En quelques minutes, on croirait assister, à petite échelle, à l’histoire-même du défilé de la Fierté. Avant tout un mouvement de protestation, une manifestation de colère contre les forces de l’ordre, contre des lois interdisant l’existence ou restreignant les libertés des membres de la communauté LGBTQIA2S+. Des émeutes de Stonewall en 1969 aux premières marches de la Fierté en 1971, tenues simultanément à Montréal, Ottawa et Toronto, jusqu’au retour de ces célébrations à Bangkok, il y a quelques mois. La Fierté, comme beaucoup le répètent, est avant tout une protestation, une manière de signifier avec aplomb que les personnes issues de la communauté existent bel et bien et qu’elles méritent des droits.
Au fil du temps, cependant, les marches ou défilés ont pris une signification différente. Au-delà d’un mouvement contestataire, elles sont devenues une véritable célébration. Un rassemblement de personnes de tous horizons afin de commémorer nos combats, passés ou actuels, mais également une mise en lumière, plus que jamais, de nos différences. Si la valeur militante de la Fierté est encore réelle et nécessaire, le défilé est, aujourd’hui, également une fête. Une fête quant aux droits que nous avons acquis au fil des années. Une fête quant à la grande diversité de genres et de sexualités qui constitue la communauté LGBTQIA2S+. C’est sans doute cet état d’esprit qui a fini par rejoindre les protestataires montréalais, en ce dimanche trop chaud d’août 2022.

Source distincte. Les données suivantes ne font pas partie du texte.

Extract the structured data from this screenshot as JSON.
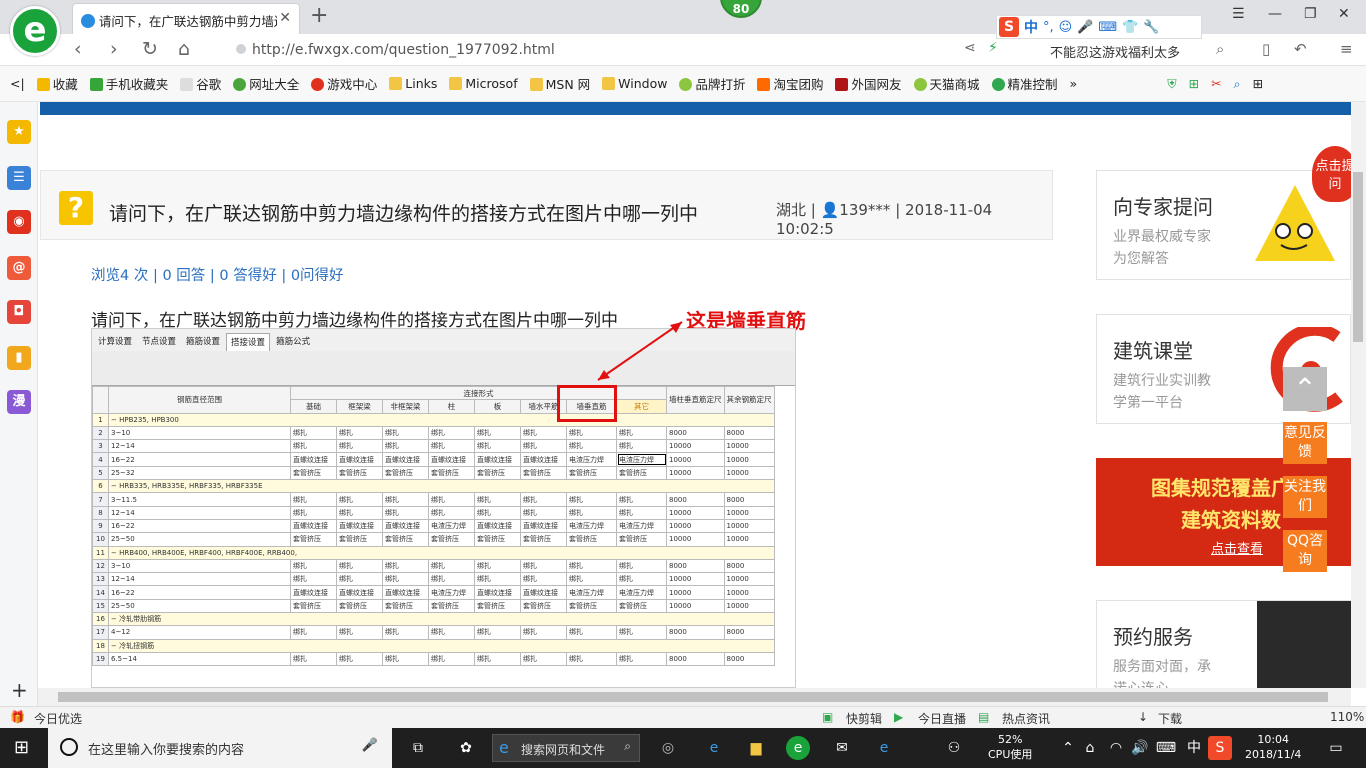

Si l’on devait définir la Fierté aujourd’hui, nous pourrions d’ailleurs reprendre les mots de la série Sense 8, écrite par les sœurs Wachowsky, réalisatrices et productrices trans :
« Pendant longtemps, j’avais peur d’être qui je suis car mes parents m’avaient enseigné qu’il y avait quelque chose d’anormal avec les personnes comme moi. J’avais peur de la parade de la Fierté parce que je voulais cruellement en faire partie. Aujourd’hui, je marche donc pour cette part de moi qui avait trop peur pour marcher et défiler. Et pour tous ceux qui ne peuvent pas marcher. Ceux qui ont des vies semblables à celle que j’avais. Aujourd’hui, je marche pour me rappeler que je ne suis pas seulement un Moi. Je suis aussi un Nous. Et nous marchons avec fierté. »
De nos jours, la Fierté est également une fête individuelle, pour se rappeler, à nous-mêmes, que nous méritons, comme tout autre être humain, respect, liberté et amour. Et, plus que tout, qu’il faut être fier de qui nous sommes, qu’importe notre genre ou notre orientation sexuelle. Qu’elles soient bruyamment contestataires à grande échelle ou de plus discrètes affirmations individuelles, les marches de la Fierté sont, et seront, toujours nécessaires.